A BE36 Instructor took the aircraft from his Trainee on short final because of a runway misalignment during a single engine approach. The landing gear warning horn was disregarded earlier and in the confusion of the trainee's approach difficulty the gear was not lowered before landing.

Date: 2009-08 · Aircraft: Bonanza 36 · Phase: landing

Anomalies: deviation-discrepancy-procedural-published-material-policy|ground-event-encounter-gear-up-landing|inflight-event-encounter-unstabilized-approach

Synopsis

A BE36 Instructor took the aircraft from his Trainee on short final because of a runway misalignment during a single engine approach. The landing gear warning horn was disregarded earlier and in the confusion of the trainee's approach difficulty the gear was not lowered before landing.

Narrative

We were practicing simulated engine failure and forced landing over the airport.
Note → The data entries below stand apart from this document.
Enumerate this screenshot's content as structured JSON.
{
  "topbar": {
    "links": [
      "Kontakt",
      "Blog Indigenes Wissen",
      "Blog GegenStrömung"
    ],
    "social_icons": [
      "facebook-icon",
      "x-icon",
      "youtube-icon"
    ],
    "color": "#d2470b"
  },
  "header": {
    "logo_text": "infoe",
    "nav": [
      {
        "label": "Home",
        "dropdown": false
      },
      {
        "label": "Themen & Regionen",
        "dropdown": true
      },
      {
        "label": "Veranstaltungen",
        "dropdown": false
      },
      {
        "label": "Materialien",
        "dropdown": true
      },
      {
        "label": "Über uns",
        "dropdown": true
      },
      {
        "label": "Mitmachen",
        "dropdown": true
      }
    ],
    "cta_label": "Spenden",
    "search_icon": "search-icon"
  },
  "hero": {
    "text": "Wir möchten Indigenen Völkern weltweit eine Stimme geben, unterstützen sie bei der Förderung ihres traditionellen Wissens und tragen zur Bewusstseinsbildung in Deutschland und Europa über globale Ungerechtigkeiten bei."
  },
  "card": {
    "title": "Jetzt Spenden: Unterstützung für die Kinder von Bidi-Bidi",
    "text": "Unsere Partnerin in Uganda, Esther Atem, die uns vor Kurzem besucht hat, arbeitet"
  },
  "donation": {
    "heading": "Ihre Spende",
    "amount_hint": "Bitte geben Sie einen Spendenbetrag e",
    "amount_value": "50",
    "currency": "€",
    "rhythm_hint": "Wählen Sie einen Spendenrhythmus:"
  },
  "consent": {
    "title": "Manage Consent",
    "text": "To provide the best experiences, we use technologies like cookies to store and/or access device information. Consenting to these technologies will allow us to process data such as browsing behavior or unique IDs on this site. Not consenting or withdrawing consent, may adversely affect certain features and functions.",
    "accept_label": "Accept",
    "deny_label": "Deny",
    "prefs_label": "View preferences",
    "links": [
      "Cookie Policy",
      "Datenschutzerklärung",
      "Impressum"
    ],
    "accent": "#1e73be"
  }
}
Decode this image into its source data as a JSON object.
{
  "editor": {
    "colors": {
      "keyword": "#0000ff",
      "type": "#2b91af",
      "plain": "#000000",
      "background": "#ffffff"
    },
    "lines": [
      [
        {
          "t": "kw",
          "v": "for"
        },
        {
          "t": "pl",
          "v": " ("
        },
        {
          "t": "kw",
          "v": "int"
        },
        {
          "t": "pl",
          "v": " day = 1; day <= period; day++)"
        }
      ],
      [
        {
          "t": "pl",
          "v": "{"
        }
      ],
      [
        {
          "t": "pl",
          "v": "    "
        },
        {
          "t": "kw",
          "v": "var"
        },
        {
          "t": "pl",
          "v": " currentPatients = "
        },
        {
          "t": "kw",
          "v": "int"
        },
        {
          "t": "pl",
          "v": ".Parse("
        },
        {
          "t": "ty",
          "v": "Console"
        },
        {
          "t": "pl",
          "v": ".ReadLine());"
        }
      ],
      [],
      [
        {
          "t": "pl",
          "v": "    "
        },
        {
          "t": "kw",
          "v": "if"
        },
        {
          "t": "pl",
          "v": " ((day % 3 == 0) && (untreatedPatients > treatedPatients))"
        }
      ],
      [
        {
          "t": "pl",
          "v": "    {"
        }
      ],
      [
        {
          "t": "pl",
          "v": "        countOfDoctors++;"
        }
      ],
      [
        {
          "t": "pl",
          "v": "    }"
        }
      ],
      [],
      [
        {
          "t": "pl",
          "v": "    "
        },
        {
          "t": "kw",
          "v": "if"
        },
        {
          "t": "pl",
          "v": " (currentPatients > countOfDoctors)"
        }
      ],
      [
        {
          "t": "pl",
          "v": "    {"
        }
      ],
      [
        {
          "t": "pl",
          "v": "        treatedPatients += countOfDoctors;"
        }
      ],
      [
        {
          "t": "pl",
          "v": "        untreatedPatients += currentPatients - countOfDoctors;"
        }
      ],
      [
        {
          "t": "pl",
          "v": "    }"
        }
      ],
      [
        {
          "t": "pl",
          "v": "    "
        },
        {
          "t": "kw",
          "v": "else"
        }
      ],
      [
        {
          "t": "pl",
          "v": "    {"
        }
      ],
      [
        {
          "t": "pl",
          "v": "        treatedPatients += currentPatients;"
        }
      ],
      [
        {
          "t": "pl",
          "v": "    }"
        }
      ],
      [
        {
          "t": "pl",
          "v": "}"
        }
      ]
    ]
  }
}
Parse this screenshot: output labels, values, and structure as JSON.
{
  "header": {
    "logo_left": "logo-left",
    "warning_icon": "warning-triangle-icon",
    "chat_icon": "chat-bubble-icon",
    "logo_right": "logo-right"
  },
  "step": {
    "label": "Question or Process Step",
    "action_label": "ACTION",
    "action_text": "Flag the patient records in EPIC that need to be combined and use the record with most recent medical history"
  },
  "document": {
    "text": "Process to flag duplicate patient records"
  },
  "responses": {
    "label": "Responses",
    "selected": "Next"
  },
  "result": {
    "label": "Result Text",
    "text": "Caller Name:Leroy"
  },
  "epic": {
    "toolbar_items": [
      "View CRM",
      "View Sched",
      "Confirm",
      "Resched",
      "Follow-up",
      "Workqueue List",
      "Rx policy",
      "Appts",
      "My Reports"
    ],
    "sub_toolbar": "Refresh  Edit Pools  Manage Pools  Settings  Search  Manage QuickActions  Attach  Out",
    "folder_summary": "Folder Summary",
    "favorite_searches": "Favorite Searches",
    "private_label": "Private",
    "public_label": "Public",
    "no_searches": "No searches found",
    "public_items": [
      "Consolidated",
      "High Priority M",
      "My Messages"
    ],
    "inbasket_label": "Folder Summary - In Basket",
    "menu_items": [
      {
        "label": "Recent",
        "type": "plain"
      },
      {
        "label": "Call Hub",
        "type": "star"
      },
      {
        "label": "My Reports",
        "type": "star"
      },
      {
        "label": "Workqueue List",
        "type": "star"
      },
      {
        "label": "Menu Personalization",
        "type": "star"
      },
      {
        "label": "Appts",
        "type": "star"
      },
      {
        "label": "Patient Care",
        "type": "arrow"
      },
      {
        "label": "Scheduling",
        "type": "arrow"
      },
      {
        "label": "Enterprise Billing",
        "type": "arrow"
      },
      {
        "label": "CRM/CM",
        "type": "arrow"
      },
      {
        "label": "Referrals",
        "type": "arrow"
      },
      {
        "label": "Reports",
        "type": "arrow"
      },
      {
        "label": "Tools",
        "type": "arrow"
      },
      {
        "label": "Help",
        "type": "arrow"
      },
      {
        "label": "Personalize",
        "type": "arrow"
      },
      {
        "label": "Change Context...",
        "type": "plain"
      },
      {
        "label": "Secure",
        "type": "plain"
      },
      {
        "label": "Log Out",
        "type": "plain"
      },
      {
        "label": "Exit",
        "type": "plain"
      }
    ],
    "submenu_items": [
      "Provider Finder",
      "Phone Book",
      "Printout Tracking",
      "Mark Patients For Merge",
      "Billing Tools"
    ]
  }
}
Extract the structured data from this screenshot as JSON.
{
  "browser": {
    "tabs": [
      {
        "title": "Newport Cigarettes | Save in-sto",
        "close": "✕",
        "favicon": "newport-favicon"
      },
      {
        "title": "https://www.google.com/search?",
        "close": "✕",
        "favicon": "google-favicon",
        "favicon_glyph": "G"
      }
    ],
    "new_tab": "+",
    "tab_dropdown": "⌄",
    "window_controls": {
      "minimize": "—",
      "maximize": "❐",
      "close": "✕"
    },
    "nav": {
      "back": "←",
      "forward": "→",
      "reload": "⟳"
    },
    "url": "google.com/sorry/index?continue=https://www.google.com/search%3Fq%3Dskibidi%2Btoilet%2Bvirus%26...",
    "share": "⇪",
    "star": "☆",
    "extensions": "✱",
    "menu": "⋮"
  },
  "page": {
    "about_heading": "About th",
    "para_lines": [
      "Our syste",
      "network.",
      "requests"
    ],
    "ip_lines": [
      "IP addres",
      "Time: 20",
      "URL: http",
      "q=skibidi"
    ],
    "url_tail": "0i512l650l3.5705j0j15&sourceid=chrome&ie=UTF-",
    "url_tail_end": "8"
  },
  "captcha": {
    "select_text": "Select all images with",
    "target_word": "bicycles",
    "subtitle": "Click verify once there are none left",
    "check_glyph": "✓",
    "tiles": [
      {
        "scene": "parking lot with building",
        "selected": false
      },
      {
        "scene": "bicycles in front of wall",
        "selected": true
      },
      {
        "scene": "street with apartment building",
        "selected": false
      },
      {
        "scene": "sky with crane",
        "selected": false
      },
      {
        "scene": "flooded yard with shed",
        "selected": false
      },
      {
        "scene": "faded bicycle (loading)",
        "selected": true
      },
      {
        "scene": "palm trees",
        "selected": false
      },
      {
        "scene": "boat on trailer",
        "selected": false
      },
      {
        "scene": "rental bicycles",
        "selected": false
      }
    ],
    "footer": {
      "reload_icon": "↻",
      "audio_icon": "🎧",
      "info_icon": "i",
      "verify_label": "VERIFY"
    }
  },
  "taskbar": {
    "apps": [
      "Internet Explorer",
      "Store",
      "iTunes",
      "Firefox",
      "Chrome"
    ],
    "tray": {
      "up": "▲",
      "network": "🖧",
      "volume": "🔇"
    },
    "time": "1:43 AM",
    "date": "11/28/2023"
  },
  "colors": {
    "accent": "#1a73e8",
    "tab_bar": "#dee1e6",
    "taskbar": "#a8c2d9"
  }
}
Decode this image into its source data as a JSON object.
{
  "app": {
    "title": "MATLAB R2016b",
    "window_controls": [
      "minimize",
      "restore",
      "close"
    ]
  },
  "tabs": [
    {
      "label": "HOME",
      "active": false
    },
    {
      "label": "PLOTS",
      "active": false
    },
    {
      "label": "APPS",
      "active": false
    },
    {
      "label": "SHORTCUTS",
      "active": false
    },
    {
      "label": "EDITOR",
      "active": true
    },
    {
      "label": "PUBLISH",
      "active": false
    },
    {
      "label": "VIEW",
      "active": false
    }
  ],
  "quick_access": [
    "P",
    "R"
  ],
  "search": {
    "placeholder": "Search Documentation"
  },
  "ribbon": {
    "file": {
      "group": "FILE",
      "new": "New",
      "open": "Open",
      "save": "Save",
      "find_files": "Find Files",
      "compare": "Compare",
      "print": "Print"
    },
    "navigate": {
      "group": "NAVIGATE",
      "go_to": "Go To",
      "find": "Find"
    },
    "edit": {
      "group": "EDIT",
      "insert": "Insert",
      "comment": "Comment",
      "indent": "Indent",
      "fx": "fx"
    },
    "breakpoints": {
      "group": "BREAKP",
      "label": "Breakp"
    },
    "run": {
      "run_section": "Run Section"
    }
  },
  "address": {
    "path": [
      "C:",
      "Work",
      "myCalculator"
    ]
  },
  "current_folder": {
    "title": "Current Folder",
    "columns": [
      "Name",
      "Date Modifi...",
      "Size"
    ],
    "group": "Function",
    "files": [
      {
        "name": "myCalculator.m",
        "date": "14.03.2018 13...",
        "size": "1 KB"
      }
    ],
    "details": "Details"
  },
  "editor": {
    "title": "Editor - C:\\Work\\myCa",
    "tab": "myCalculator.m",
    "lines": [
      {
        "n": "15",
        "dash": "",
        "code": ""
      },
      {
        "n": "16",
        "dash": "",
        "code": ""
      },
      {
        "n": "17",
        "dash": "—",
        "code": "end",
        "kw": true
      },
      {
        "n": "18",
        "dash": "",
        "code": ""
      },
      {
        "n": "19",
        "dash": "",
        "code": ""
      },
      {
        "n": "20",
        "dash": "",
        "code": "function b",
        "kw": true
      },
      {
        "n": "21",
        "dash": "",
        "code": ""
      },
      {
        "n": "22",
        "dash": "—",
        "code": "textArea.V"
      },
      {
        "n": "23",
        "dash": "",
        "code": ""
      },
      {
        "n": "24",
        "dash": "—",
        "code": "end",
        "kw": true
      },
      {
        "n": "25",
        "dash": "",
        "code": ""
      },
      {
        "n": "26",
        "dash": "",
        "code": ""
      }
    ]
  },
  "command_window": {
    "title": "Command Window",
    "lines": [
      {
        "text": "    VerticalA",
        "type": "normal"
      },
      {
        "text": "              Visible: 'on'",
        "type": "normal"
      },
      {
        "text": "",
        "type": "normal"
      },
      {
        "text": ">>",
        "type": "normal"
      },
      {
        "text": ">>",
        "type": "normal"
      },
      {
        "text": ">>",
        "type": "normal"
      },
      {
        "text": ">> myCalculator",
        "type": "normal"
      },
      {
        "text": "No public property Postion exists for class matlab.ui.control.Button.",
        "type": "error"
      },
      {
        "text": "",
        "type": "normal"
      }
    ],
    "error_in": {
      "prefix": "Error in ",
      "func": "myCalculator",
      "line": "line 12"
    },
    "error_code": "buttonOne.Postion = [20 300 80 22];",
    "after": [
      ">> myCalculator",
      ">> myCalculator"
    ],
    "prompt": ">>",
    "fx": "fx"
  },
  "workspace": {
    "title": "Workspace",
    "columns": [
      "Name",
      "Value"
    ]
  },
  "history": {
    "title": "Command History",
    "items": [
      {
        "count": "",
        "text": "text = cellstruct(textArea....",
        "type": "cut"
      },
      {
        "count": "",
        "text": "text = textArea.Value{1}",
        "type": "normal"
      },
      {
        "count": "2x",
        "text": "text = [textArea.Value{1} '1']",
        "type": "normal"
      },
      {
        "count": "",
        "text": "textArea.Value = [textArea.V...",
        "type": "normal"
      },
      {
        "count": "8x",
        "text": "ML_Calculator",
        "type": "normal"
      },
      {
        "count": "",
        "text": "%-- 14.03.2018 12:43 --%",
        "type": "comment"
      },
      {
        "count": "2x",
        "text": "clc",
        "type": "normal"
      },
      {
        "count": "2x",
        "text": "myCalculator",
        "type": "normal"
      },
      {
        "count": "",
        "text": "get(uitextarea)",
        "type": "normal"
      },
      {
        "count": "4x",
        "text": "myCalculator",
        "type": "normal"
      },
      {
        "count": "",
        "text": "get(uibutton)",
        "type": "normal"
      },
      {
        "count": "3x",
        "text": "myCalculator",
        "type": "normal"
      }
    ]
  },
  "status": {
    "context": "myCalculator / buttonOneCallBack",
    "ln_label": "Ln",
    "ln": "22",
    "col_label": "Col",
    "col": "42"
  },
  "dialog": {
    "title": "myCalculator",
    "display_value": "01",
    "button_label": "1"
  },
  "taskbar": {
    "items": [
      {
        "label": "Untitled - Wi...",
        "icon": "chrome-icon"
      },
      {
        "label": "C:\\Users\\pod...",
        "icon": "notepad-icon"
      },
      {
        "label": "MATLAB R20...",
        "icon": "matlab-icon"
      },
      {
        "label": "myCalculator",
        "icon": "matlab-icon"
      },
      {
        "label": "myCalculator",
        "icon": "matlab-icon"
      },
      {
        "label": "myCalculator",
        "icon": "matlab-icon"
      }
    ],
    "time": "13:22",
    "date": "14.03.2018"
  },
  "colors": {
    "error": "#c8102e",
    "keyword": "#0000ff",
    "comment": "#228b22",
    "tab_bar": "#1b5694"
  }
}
The gear up warning was on all the time as soon as I reduced the power to idle. Because the wind was drifting the airplane towards the runway and the airspeed was too high just before base turn; I knew that if he kept his present airspeed the aircraft will overshoot the final. As we started the base turn; I instructed the trainee to reduce the airspeed and set the flaps to approach. Soon after that I told the trainee to set the flaps to landing position. But the aircraft overshot the final. The trainee tried to make a correction; which was too big. I took over the control and corrected the drift. It was over the numbers when the drift was corrected so I decided to hold on to the controls and land the aircraft. I was concentrating so much on aligning the aircraft that I did not hear the gear warning horn after the base turn and had no idea that the gear was up. The aircraft landed gear up and then I heard the horn again.